Press Release

Changing Forms: Metamorphosis in Myth, Art, and Nature opens at the Frances Lehman Loeb Art Center at Vassar College

 

September 16, 2021 - POUGHKEEPSIE, NY – Vassar College’s Frances Lehman Loeb Art Center will present the exhibition Changing Forms: Metamorphosis in Myth, Art, and Nature, 1650–1700, on view September 28 through December 19, 2021 in the Loeb’s Focus Gallery. 

The exhibition, curated by Dr. Elizabeth Nogrady, Andrew W. Mellon Curator of Academic Programs at the Loeb, and Dr. Lara Yeager-Crasselt, Curator of The Leiden Collection, brings together approximately twenty paintings, drawings, prints, specimens, and illustrated books to explore the rich and varied concept of “metamorphosis” in the late seventeenth-century Netherlands. With links to art, myth, science, and the exchange of knowledge, metamorphosis provides a vital lens through which to explore and understand an evolving early modern world.

Changing Forms focuses on the idea of metamorphosis at a dynamic moment in the late 1600s, when the notions of myth, art, and science converged in new, urgent ways.

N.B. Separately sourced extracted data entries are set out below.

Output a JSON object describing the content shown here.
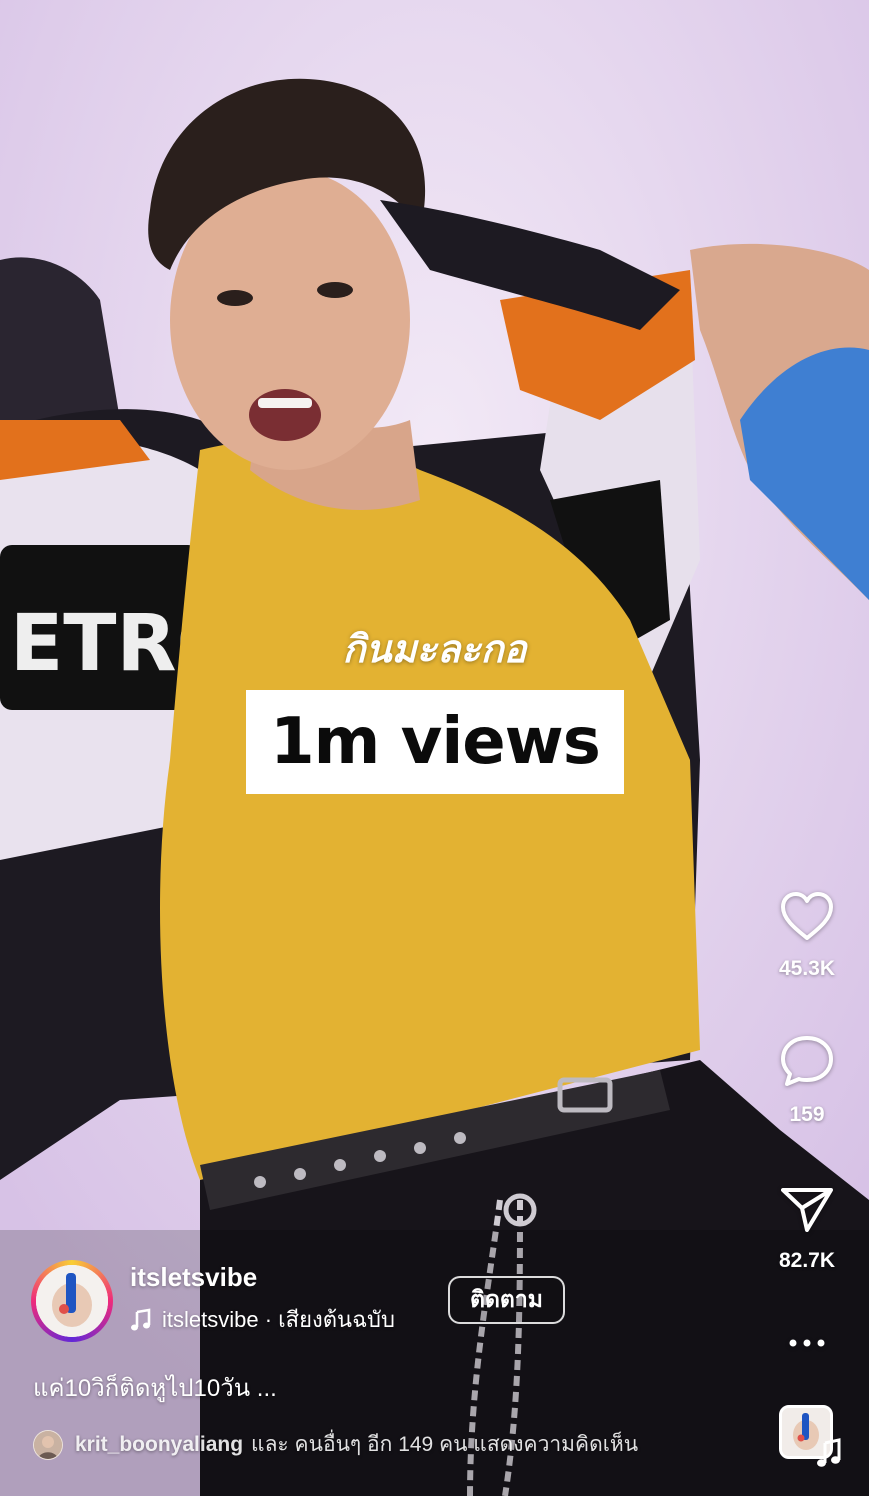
{
  "video": {
    "overlay_caption": "กินมะละกอ",
    "views_label": "1m views"
  },
  "actions": {
    "like_count": "45.3K",
    "comment_count": "159",
    "share_count": "82.7K",
    "like_icon": "heart-icon",
    "comment_icon": "comment-bubble-icon",
    "share_icon": "paper-plane-icon",
    "more_icon": "more-dots-icon"
  },
  "author": {
    "username": "itsletsvibe",
    "audio_owner": "itsletsvibe",
    "audio_separator": " · ",
    "audio_label": "เสียงต้นฉบับ",
    "follow_label": "ติดตาม"
  },
  "caption": "แค่10วิก็ติดหูไป10วัน ...",
  "comments": {
    "first_user": "krit_boonyaliang",
    "suffix": "และ คนอื่นๆ อีก 149 คน แสดงความคิดเห็น"
  },
  "colors": {
    "shirt": "#e3b232",
    "background": "#e4d3ee",
    "jacket_dark": "#1d1a22",
    "jacket_orange": "#e2711c"
  }
}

Painters such as Godefridus Schalcken, Willem van Mieris, and Samuel van Hoogstraten created their own mythological imagery with the more refined and elegant language of classicism. This tradition will be demonstrated in the exhibition by works such as Samuel van Hoogstraten’s Salmacis and Hermaphroditus (ca. 1671–76), which has never before been shown in a museum exhibition, as well as paintings of the goddess Diana by Godefridus Schalcken and Willem van Mieris, all on loan from The Leiden Collection, the preeminent private collection of Dutch art in the United States.

At the same time, the exhibition demonstrates how contemporaries explored biological metamorphosis in lavishly illustrated insect studies. Key books to emerge in this context were Johannes Goedaert’s Metamorphosis naturalis and Maria Sibylla Merian’s Metamorphosis insectorum Surinamensium, which amassed new knowledge from Indigenous and enslaved people in South America.  These stunning books come from Vassar collections and include significant loans from Cornell University, Bard College, and Lehigh University.

A centerpiece of the exhibition is Willem van Mieris’ Portrait of Dina Margareta de Bye (1705) from The Leiden Collection, which represents this learned woman from Leiden with flowers, shells, paintbrushes, and a painting of a butterfly that closely resembles a page from Merian’s text. It thus exemplifies the fascinating intersection of art, nature, and metamorphosis that unites the exhibition.

The exhibition will be accompanied by an exhibition catalogue published by the Loeb Art Center with new scholarship on these themes by Elizabeth Nogrady, Lara Yeager-Crasselt, and Ronald Patkus. 

EXHIBITION EVENTS

Virtual Lecture 
Stephanie McCarter, Professor of Classical Languages at Sewanee, The University of the South will discuss her new translation of Ovid's Metamorphoses, forthcoming from Penguin Classics

Thursday, October 7, 5:30 p.m.

Virtual Lecture 
A Taste for Change: Towards an Early Modern Aesthetics of Transformation
Claudia Swan, The Inaugural Mark Steinberg Weil Professor of Art History
Director of Graduate Studies, Washington University in St. Louis

Wednesday, November 10, 4 p.m.

About the Frances Lehman Loeb Art Center

The Frances Lehman Loeb Art Center was originally established in 1864 as the Vassar College Art Gallery.  The current 36,400-square-foot facility, designed by Cesar Pelli and named in honor of the new building's primary donor, opened in 1993.  Vassar was the first U.S. college founded with an art museum as a part of its original plans, and at any given time the galleries of the Loeb feature works from its extensive collections.  The Loeb's collections chart the history of art from antiquity to the present and comprise over 22,000 works, including paintings, sculptures, drawings, prints, photographs, and ceramic wares.  Notable holdings include the Warburg Collection of Old Master prints, an important group of Hudson River School paintings given by Matthew Vassar at the college's inception, and a wide range of works by major European and American 20th-century artists.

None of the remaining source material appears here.